Più sensibile alle nevrosi di un borghese esemplare che a quelle di un artista d’avanguardia, Kandinsky teneva lo studio in ordine e pulito come la sua persona sostenendo che «Sopportare la sporcizia nel proprio atelier dimostra il cattivo gusto di un pittore. Io potrei dipingere in smoking». 
Non s’interessava di politica e si vantava di non leggere i giornali; era religioso quanto basta per santificare le feste e fu sempre molto superstizioso. Alle feste del Bauhaus non ballava mai, ma si compiaceva dell’eleganza della giovane moglie. Era insomma un tipo piuttosto noioso, tranne che, inaspettatamente per tale personalità, nella vita sentimentale. Ebbe infatti due mogli e un’amante che visse con lui more uxorio prima del divorzio. E dire che la vicenda della scandalosa Anna Karenina era stata scritta solo dieci anni prima della nascita di Kandinsky, venuto al mondo nella Russia ancora zarista. 
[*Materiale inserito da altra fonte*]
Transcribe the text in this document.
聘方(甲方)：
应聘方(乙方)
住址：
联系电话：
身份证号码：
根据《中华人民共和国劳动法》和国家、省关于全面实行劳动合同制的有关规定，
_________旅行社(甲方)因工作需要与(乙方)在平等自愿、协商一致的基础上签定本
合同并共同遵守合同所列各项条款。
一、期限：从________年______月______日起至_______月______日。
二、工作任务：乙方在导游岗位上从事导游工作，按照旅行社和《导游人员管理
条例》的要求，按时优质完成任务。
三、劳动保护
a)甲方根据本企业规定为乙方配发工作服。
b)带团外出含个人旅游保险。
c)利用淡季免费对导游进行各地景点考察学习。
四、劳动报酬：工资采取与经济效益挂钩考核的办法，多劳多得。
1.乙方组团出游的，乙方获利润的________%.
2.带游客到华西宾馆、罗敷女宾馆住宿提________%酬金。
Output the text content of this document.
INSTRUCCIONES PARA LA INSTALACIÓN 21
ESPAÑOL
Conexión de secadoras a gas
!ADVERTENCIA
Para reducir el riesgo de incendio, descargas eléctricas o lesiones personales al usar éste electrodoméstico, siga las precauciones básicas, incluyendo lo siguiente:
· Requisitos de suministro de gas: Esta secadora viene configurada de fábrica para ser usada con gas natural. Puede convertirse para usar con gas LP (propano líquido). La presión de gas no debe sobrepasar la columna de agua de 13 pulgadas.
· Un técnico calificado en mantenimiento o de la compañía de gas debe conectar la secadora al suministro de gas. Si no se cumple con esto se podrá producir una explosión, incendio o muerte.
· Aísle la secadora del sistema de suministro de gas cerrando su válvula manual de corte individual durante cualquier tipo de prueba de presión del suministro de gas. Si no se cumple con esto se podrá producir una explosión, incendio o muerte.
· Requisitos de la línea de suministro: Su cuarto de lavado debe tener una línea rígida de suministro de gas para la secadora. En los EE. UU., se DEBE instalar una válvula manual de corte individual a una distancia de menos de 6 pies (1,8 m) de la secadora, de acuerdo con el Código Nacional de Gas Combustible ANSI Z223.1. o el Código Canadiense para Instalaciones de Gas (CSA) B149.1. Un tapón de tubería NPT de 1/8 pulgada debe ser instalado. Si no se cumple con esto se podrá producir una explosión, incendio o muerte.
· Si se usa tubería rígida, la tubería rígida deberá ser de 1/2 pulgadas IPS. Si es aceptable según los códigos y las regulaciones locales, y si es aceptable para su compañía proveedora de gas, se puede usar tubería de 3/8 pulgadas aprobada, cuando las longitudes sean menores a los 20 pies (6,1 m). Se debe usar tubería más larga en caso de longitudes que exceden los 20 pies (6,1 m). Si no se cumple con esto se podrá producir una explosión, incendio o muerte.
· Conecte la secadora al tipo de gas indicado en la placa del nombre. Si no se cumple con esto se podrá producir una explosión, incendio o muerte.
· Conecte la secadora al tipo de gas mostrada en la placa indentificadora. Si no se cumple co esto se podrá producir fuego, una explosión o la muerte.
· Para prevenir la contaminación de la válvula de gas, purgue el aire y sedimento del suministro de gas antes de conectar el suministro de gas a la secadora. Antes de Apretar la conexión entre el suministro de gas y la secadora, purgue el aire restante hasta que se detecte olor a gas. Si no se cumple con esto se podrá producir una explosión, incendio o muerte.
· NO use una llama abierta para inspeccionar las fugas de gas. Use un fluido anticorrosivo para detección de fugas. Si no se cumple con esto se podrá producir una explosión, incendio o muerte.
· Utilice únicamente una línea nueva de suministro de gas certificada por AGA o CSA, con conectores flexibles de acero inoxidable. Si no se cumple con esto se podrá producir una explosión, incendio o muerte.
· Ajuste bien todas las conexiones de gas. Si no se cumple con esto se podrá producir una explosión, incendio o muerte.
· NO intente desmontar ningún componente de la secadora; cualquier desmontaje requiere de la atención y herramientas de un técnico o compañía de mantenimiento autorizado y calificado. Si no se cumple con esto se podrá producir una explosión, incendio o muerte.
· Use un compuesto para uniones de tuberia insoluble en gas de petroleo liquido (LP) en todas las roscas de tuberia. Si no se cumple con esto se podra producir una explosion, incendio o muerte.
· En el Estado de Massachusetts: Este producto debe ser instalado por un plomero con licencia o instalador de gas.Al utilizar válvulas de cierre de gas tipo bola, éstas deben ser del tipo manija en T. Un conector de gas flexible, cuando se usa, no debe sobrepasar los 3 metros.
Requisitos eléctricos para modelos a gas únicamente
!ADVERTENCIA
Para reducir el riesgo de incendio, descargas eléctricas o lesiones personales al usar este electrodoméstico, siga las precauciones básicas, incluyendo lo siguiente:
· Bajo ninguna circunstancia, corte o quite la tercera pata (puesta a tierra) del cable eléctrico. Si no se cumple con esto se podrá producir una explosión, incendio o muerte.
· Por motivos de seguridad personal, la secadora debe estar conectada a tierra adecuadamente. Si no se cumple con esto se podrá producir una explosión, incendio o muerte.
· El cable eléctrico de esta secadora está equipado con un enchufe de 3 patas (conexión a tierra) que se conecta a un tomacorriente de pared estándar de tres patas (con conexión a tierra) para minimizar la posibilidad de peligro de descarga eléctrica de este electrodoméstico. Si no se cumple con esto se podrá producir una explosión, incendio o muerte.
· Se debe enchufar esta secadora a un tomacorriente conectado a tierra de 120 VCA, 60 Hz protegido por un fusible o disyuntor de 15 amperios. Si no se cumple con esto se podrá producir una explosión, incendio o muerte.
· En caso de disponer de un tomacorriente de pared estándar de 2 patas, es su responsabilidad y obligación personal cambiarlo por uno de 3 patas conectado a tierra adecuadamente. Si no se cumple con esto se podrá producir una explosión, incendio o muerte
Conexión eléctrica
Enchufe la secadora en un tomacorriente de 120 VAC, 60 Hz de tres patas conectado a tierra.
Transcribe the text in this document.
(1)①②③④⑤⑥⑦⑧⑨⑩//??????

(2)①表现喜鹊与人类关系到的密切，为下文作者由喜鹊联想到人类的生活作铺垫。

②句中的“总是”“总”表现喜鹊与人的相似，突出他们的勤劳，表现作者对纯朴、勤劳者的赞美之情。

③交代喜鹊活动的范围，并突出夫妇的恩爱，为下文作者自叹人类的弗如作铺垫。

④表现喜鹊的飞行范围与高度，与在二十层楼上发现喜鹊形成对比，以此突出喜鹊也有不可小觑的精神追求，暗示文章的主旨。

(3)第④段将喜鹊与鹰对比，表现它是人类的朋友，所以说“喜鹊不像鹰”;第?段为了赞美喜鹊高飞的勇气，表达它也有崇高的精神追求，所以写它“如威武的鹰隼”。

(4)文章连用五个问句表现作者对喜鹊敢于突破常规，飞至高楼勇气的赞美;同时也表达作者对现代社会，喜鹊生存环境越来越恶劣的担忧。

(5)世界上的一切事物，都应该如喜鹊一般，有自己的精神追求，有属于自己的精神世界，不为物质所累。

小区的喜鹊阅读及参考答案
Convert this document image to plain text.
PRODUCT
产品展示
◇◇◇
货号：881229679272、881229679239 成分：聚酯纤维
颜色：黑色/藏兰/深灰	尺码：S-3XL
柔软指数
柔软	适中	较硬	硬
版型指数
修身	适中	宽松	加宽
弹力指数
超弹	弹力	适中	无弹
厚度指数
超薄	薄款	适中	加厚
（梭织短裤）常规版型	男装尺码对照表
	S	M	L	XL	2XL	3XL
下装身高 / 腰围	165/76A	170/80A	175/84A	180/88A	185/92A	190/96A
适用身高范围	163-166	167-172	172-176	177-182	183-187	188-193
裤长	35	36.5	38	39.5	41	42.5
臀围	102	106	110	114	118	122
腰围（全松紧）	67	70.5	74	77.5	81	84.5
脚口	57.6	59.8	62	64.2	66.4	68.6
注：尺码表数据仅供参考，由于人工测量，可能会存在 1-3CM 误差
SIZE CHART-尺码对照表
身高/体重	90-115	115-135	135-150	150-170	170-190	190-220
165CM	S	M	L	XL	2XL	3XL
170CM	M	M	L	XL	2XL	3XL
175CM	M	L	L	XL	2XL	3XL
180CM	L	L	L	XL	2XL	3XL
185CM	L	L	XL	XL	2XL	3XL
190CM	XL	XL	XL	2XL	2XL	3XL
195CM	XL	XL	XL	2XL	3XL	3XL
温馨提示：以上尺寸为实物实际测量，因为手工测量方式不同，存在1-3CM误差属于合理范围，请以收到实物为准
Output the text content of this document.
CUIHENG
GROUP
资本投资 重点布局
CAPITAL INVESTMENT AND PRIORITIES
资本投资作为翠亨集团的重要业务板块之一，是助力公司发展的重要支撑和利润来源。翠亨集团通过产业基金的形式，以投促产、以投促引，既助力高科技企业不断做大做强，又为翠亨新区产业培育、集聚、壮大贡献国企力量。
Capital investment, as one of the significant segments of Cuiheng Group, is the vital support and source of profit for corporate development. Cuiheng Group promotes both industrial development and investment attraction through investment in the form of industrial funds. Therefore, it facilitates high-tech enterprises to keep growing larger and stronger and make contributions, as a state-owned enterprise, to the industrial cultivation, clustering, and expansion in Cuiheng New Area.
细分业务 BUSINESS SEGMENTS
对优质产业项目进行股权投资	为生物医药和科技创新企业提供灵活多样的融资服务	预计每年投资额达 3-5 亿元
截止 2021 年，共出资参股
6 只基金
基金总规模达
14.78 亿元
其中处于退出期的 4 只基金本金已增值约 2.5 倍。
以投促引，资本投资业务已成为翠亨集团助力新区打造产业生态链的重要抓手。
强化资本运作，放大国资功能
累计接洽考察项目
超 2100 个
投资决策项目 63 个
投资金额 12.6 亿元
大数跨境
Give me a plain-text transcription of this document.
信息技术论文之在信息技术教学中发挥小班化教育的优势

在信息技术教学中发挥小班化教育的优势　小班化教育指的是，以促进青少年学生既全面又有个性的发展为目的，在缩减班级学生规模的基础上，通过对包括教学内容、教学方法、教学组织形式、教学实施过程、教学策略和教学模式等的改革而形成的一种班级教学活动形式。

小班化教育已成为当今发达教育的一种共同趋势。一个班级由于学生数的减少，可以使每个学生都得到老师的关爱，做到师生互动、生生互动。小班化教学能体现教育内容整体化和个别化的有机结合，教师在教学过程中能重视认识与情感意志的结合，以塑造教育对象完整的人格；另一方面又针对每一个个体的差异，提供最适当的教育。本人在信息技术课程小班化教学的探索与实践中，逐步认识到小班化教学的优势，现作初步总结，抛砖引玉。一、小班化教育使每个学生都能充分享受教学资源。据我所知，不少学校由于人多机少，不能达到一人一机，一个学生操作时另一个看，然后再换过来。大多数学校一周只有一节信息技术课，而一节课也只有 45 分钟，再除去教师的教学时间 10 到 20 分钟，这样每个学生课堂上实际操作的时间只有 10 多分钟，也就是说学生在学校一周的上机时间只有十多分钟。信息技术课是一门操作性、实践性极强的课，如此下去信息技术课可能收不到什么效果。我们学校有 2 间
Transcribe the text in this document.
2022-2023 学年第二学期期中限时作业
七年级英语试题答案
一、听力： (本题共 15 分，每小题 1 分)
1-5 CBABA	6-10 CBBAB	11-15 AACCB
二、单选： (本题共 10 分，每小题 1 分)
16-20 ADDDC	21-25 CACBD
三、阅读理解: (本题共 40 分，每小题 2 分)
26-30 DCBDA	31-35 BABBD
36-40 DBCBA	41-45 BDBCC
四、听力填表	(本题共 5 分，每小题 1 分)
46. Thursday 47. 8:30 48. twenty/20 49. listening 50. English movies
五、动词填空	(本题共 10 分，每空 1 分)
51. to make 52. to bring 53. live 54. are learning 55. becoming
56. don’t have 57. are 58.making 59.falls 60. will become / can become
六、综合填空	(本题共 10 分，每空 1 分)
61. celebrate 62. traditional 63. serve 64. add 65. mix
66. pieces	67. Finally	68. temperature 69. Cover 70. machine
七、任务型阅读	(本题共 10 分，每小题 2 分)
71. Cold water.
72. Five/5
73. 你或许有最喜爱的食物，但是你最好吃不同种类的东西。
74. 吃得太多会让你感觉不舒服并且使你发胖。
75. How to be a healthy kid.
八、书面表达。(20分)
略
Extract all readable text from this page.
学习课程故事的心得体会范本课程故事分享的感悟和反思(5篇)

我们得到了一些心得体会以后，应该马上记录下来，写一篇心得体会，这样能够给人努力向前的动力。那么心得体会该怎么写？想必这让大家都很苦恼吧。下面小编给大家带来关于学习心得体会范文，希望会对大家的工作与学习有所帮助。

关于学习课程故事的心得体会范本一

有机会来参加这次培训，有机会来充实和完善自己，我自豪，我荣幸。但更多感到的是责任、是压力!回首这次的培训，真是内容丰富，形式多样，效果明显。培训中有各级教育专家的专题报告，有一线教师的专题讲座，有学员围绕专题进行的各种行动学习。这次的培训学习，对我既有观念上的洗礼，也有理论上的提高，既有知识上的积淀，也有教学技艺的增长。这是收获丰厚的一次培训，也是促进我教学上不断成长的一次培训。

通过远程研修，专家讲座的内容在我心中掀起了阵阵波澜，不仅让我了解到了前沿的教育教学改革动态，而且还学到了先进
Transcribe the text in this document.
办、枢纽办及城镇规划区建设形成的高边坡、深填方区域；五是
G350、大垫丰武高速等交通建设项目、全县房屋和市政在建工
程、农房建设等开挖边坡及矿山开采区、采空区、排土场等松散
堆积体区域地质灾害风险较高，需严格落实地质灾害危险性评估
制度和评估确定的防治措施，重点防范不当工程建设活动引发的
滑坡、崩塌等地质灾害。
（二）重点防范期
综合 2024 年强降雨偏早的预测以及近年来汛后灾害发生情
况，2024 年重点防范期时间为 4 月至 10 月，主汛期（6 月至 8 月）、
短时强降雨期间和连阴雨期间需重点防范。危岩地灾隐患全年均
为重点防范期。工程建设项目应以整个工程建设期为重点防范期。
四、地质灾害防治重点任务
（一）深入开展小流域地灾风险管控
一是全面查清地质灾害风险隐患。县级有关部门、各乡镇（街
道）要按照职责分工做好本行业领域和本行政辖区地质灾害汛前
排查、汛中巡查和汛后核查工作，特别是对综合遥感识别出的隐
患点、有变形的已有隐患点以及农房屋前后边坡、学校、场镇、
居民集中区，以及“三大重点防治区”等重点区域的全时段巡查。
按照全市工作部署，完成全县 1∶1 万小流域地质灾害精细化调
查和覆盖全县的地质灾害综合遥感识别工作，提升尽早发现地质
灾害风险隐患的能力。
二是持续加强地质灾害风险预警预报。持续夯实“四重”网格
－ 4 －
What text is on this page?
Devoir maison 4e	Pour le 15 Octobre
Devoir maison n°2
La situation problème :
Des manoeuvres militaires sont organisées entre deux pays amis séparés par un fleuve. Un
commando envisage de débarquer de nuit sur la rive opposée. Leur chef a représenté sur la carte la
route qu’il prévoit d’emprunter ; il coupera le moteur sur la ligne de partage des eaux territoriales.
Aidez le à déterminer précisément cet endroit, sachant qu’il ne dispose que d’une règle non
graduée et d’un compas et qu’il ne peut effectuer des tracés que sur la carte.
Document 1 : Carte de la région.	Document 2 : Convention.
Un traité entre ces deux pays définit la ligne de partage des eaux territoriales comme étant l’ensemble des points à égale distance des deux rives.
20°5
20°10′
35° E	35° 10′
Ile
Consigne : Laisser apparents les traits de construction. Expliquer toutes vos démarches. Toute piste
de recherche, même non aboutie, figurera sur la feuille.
La prima moglie si chiamava Anja Cimiakin ed era la figlia della zia presso cui Kandinsky andò ad abitare durante gli studi di scienze economiche e diritto a Mosca. Anja era colta e intelligente e frequentava l’Università come libera auditrice poiché le donne che seguivano i corsi regolari erano rare e considerate eccentriche. Sposò Kandinsky nel 1892 ed era pronta ad appoggiare la carriera del marito cui, nel 1896, fu offerto un incarico di professore. Senonché i progetti di Vassily erano nel frattempo cambiati: aveva deciso di trasferirsi a Monaco con l’intenzione di dedicarsi all’arte. 
A trent’anni, dopo dieci di studio del diritto, ritornava sui banchi di una scuola di pittura privata e poi si iscriveva all’Accademia nella classe di Franz von Stuck. Nel 1901, dopo aver terminato gli studi, fondò l’associazione Phalanx con lo scopo di offrire occasioni espositive ai giovani artisti e corsi anche per le donne. È così che entra in scena Gabriele Münter. La giovane allieva diventa la compagna dell’artista e pare che Anja abbia reagito dicendo a Kandinsky: «Sono sicura che non sarai felice con Gabriele. Comincia col vivere insieme a lei e se continui a credere che questa donna sia fatta per te, ti darò il divorzio».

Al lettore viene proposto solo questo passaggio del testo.